Notre capacité à détecter les changements de température repose sur des protéines spécialisées intégrées dans les membranes cellulaires. TRPM8 agit comme le principal récepteur du menthol et du froid, ouvrant des canaux ioniques qui signalent au cerveau lorsque les températures baissent. Le défi ? Contrairement à son homologue thermosensible (TRPV1, la protéine responsable de la brûlure du piment), TRPM8 se dégrade facilement lorsqu’il est étudié à l’aide de méthodes de laboratoire standard, ce qui le rend exceptionnellement difficile à observer en action.
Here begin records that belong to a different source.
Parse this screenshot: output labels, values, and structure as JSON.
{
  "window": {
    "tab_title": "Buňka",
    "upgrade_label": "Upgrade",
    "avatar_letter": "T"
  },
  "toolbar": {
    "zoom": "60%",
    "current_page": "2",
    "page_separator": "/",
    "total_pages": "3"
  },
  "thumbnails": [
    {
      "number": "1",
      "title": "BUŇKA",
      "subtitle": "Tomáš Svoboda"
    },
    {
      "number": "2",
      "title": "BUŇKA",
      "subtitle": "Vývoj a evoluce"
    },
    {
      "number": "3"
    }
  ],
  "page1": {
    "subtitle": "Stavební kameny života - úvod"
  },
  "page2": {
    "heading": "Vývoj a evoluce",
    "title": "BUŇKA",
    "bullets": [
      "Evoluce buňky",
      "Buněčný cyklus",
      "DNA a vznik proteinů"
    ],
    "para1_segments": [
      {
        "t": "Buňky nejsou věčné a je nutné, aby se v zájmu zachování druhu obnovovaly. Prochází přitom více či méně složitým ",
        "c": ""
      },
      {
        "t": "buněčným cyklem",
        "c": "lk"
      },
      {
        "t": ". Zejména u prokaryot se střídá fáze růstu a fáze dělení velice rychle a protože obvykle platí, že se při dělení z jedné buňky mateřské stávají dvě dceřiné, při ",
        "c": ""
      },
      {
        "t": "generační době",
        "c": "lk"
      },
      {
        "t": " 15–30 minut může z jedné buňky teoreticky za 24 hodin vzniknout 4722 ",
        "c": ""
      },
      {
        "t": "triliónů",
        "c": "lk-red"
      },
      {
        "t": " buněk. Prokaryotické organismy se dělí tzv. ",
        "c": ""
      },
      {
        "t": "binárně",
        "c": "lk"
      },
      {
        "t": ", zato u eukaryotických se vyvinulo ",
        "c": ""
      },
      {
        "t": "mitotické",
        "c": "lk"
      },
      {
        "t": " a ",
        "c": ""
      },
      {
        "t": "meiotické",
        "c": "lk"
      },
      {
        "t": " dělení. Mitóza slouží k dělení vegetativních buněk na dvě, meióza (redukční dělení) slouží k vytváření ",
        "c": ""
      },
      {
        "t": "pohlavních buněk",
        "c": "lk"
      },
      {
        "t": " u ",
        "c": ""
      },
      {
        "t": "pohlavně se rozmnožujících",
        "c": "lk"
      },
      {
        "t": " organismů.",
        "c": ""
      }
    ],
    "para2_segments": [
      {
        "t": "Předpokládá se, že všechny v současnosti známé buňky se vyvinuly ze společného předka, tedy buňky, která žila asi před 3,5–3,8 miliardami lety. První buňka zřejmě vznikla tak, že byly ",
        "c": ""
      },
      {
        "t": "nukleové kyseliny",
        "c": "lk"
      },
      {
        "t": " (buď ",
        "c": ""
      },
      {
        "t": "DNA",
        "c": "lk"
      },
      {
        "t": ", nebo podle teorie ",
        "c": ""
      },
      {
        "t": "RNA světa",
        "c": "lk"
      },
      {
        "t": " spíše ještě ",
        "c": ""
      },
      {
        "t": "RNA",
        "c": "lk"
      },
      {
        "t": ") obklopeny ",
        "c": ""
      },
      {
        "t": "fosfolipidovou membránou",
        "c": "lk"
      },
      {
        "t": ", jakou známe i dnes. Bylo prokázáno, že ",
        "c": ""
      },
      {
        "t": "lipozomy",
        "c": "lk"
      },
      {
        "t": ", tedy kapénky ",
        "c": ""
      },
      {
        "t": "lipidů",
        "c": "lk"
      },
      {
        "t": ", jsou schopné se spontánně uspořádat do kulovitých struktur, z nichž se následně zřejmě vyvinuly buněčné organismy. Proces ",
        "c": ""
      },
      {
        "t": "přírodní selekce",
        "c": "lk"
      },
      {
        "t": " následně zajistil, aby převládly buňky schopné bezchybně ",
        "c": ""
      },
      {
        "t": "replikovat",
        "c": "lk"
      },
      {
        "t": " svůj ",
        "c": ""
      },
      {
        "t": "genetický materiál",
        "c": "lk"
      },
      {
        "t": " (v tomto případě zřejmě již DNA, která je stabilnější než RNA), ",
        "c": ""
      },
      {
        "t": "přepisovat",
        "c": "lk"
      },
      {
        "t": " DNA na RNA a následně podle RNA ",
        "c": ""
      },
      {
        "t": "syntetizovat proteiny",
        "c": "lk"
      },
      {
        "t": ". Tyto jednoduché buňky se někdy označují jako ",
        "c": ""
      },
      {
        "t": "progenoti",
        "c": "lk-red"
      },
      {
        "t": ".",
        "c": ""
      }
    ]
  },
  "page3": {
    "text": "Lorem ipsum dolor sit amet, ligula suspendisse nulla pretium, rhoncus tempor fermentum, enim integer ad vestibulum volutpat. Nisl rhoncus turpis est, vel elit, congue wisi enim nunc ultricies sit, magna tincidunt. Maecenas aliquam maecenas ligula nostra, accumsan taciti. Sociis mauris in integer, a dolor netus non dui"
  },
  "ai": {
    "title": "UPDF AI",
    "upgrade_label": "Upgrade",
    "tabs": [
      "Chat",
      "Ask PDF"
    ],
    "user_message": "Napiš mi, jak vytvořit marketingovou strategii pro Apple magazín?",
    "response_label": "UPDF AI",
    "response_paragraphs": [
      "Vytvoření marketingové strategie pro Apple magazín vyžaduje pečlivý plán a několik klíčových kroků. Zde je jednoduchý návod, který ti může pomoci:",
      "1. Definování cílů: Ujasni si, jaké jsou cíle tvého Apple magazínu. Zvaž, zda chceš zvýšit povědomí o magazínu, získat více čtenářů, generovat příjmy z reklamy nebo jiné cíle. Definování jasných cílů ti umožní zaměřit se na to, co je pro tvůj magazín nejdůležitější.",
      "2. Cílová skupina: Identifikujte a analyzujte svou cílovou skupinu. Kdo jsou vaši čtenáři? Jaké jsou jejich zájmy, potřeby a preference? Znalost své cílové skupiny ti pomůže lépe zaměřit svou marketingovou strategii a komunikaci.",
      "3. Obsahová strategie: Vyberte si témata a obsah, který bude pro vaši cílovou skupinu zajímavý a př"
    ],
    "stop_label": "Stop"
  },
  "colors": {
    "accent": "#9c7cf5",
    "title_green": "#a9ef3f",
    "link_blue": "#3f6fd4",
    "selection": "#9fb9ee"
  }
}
Pourquoi est-ce important : Comprendre la sensation de froid n’est pas seulement académique. Cela a des implications directes dans le traitement de maladies telles que l’hypersensibilité au froid, un effet secondaire courant de certains traitements contre le cancer. La chimiothérapie peut endommager les nerfs, provoquant une extrême sensibilité même à de légers changements de température, ce qui a de graves conséquences sur la qualité de vie.

Capturer le film moléculaire

Les chercheurs dirigés par David Julius (qui a partagé le prix Nobel 2021 pour ses travaux sur les récepteurs de chaleur) ont surmonté cet obstacle en utilisant une nouvelle combinaison de techniques. Ils ont extrait TRPM8 de cellules rénales embryonnaires humaines à l’aide d’ultrasons à haute fréquence, préservant ainsi le comportement naturel de la protéine. Ensuite, ils ont congelé le récepteur dans plusieurs états – de complètement fermé à complètement ouvert – en utilisant la microscopie électronique cryogénique. Enfin, la spectrométrie de masse par échange hydrogène-deutérium (HDX-MS) a révélé quelles parties de la protéine se déplaçaient lors de ces transitions.

Le résultat a été une carte structurelle détaillée montrant comment TRPM8 se remodèle pour répondre au froid. La protéine ressemble à un beignet ; l’ouverture et la fermeture du trou à l’intérieur contrôlent le flux d’ions. Lorsque les températures dépassent 79°F (26°C), le canal reste fermé. Mais à mesure que les températures baissent, un pilier structurel se plie, se détache et se redresse, ouvrant mécaniquement le canal et envoyant un signal « froid » au cerveau.

Pourquoi l’agitation est importante

Il est intéressant de noter que l’étude a également comparé le TRPM8 mammifère avec son homologue aviaire. Les oiseaux sont nettement moins sensibles au froid malgré des protéines presque identiques. La principale différence ? La version mammifère est très dynamique. Le TRPM8 aviaire est déjà stable et ne réagit pas de la même manière aux changements de température.

Cela met en évidence une découverte cruciale : « l’agitation » de la protéine – sa capacité à se déplacer et à se remodeler – est ce qui permet aux mammifères de ressentir efficacement le froid. Il s’agit d’un mécanisme jamais observé auparavant.

Thérapies futures à l’horizon

Ces découvertes ne concernent pas seulement la compréhension de la biologie ; ils ouvrent la voie à des thérapies ciblées. Le mécanisme précis de TRPM8 et de son cousin TRPV1 pourrait permettre aux scientifiques de développer des bloqueurs qui atténuent l’hypersensibilité au froid chez les patients en chimiothérapie sans perturber la sensation normale de température.

« C’est un bon exemple pour que la communauté puisse dire : « Peut-être pouvons-nous déployer un peu nos ailes et commencer à devenir plus sophistiqués dans la façon dont nous examinons la structure des protéines » », note Julius.

En fin de compte, cette étude représente une avancée majeure dans la compréhension de la façon dont notre corps perçoit le monde qui nous entoure et ouvre de nouvelles voies pour traiter les maladies débilitantes.